Operative Procedures
Total shoulder replacement and hemiarthroplasty are open surgical procedures performed with the patient in a semi-reclining position. The operative procedure involves the following components: anterior approach using a deltopectoral incision that extends from the AC joint to the deltoid insertion for adequate surgical exposure; release (tenotomy) of the subscapularis tendon from its proximal attachment on the lesser tuberosity; anterior capsulotomy; exposure of the humeral head for a humeral osteotomy; and preparation of the humeral canal for insertion of the prosthetic implant. The glenoid fossa is debrided and for a TSR is precisely contoured so the glenoid implant can be placed flush within the fossa.
Reconstruction and balancing of soft tissues is critical for optimal function after TSR and hemiarthroplasty. “Balancing” refers to the intraoperative lengthening or tightening of soft tissues to restore as near-normal resting tension in the tissues as possible, particularly in the rotator cuff, biceps, and deltoid muscle-tendon units.
Concomitant procedures that may be necessary during shoulder arthroplasty include:
• Repair of a deficient rotator cuff if the quality of the cuff tissue is sufficient

• Repair (reattachment) of the subscapularis and lengthening (medial advancement or Z-plasty) if a contracture significantly limits external rotation.

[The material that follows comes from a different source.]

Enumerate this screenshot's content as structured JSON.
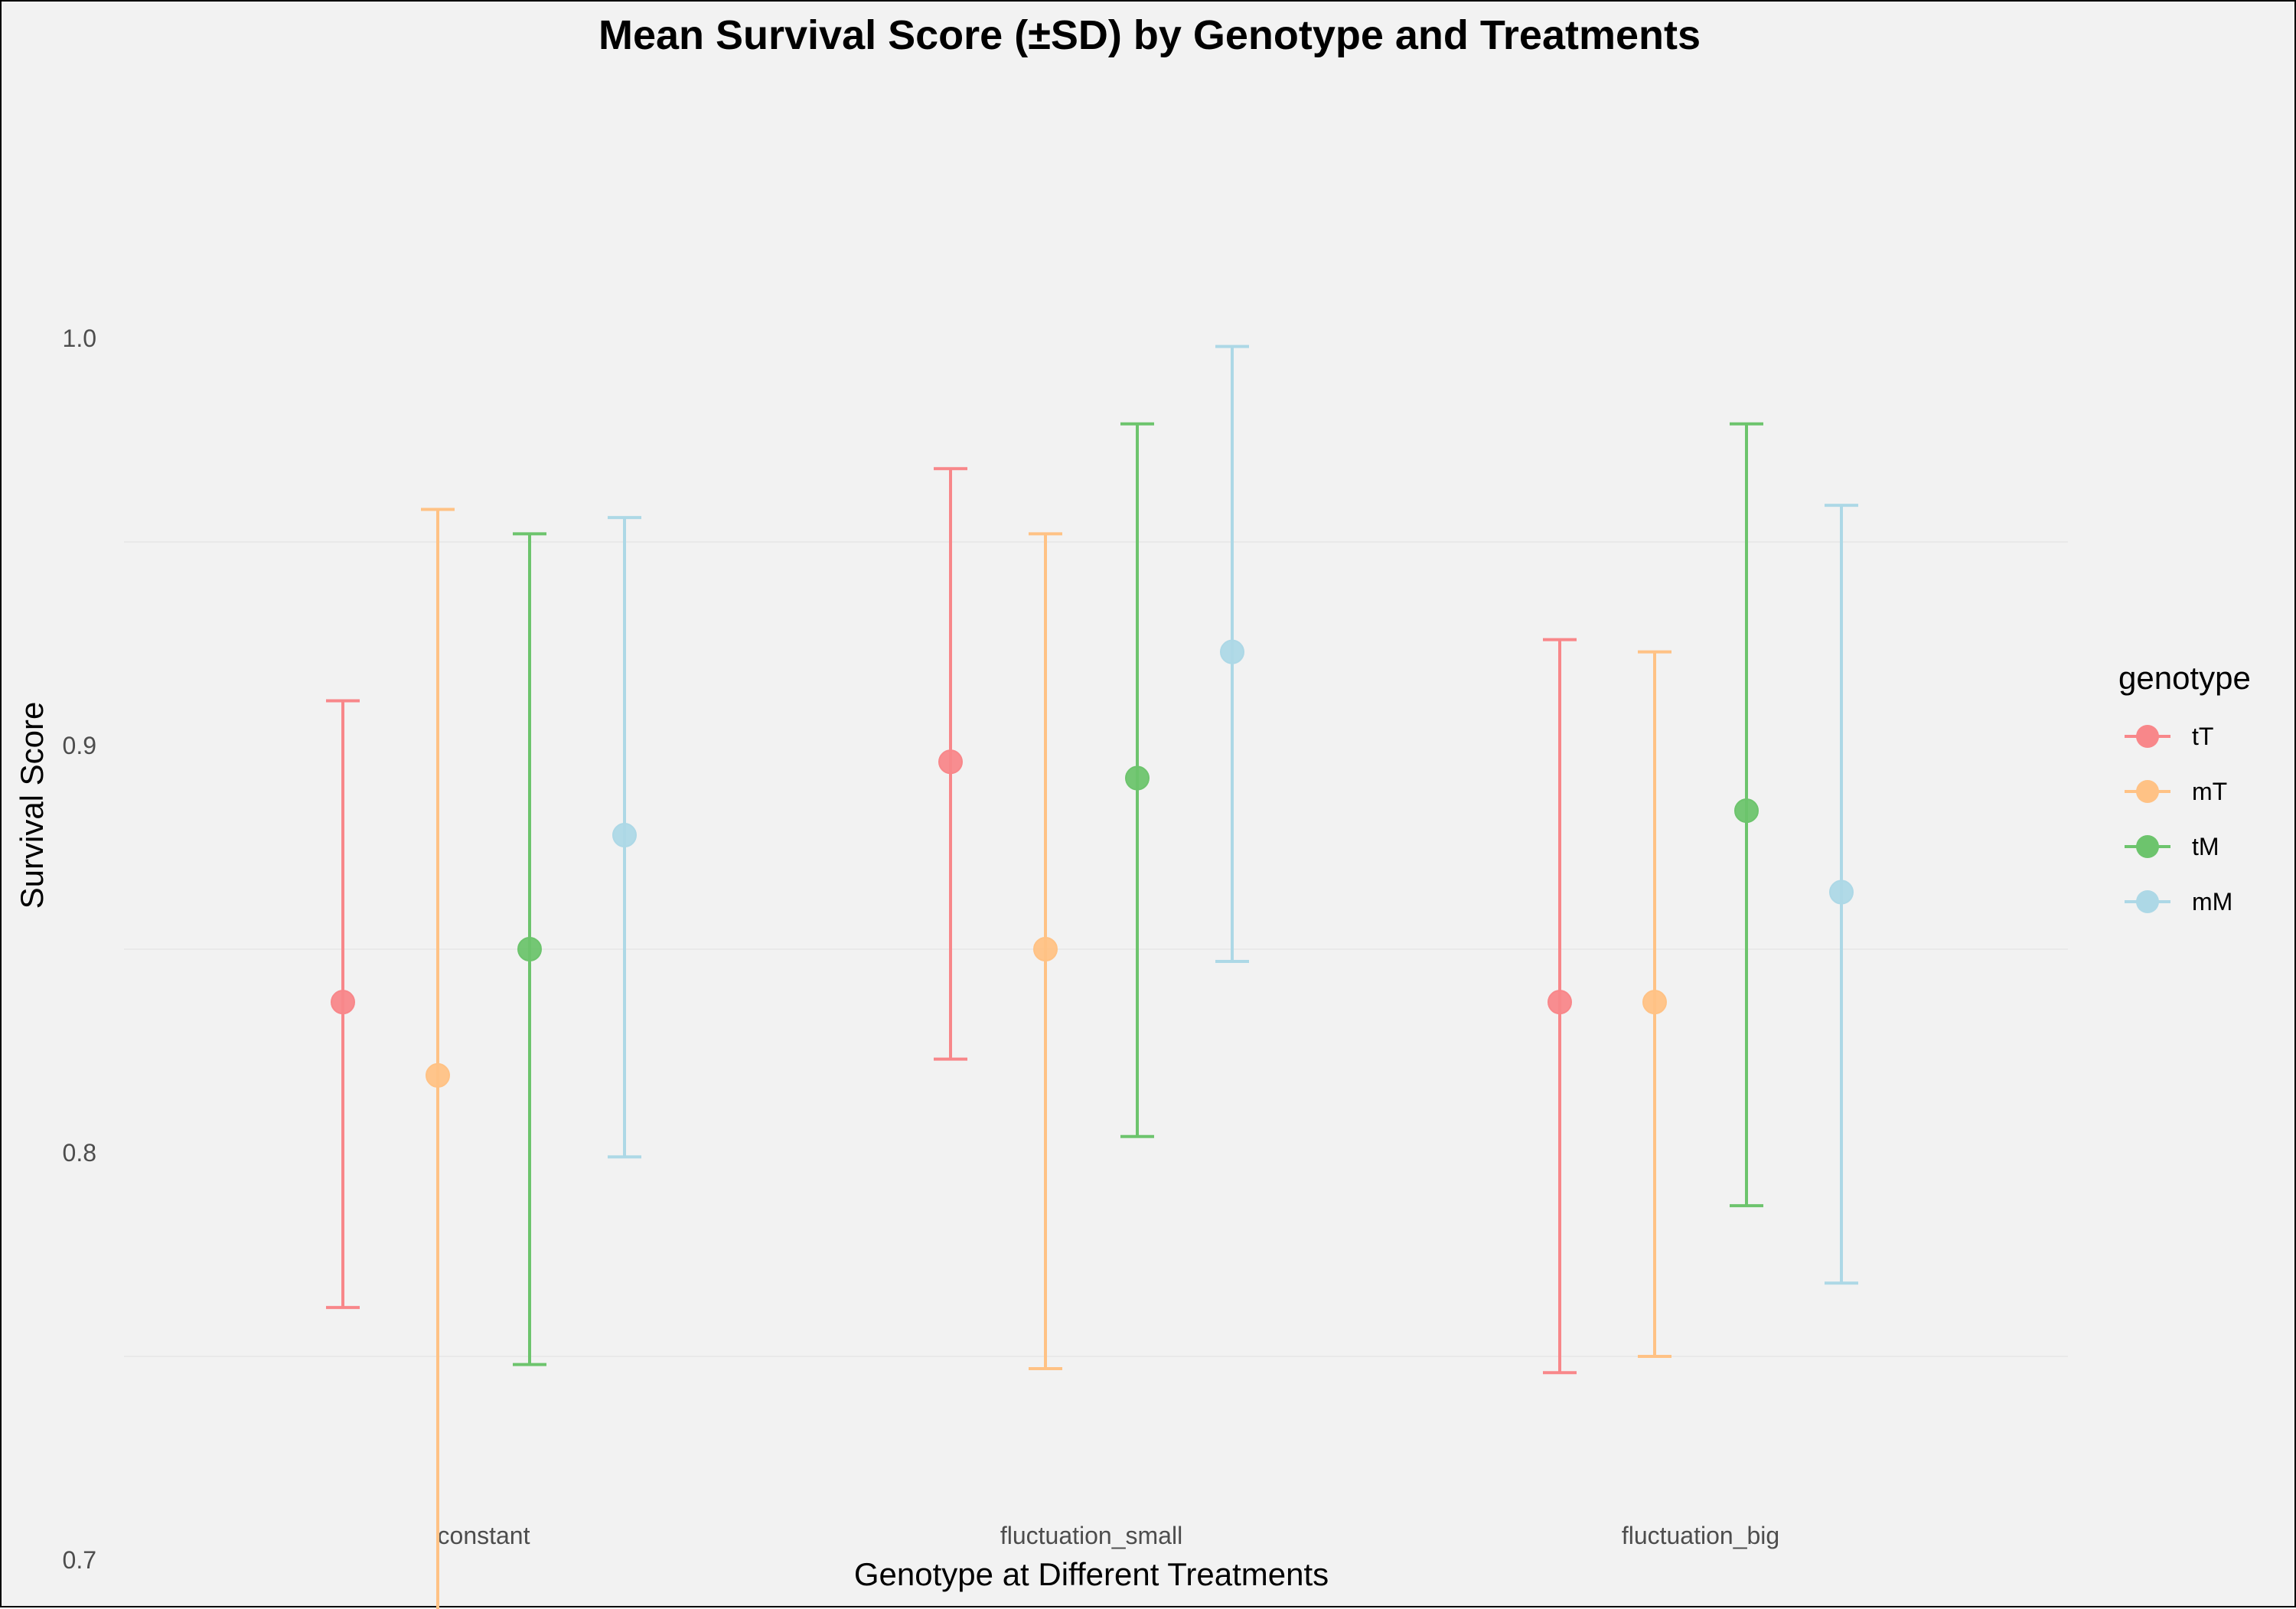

• Capsular plication and tightening for chronic subluxation or dislocation (usually posterior) of the GH joint.

• Anterior acromioplasty for a history of impingement syndrome.

• Bone graft of the glenoid if bone stock is insufficient for fixation of the glenoid implant.

After implantation of the prosthetic component(s) and repair of soft tissues but before closure of the skin incision, the shoulder is passively moved through all planes of motion to visually evaluate the stability of the prosthetic joint and the integrity of the repaired soft tissues. This determines the anatomical ROM possible after surgery and how aggressive the postoperative program can be.

Complications

Complications can occur after a wide variety of orthopedic surgeries. Although the incidence of intraoperative and postoperative complications after current-day arthroplasty is low, even a single complication can adversely affect the functional outcome. The incidence of complications tends to be higher in patients with a deficient rotator cuff mechanism, osteoporosis, and a preoperative history of chronic GH joint instability.

Postoperative Management

NOTE: Effective patient education and close communication among the therapist, surgeon, and patient are the basis of an effective and safe rehabilitation program individualized to address the specific surgical procedures used to meet the unique needs of each patient.

Special Considerations
Integrity of the rotator cuff. Regardless of the underlying cause of late-stage glenohumeral arthritis, the goals, components, and rate of progression of a rehabilitation program after TSR or hemiarthroplasty are influenced by the pre- and postoperative integrity of the rotator cuff mechanism. A deficient rotator cuff compromises the dynamic stability and kinematics of the GH joint, as demonstrated by upward riding of the humeral head leading to increased shear forces at the joint during active elevation of the arm.The rehabilitation program for a patient with an intact rotator cuff prior to shoulder arthroplasty can be progressed more rapidly than the program for a patient with coexisting rotator cuff deficiency requiring a concomitant cuff-tendon repair at the time of shoulder arthroplasty. The postoperative program for a patient with an irreparable rotator cuff or a tenuous repair due to poor tendon quality must be progressed even more cautiously.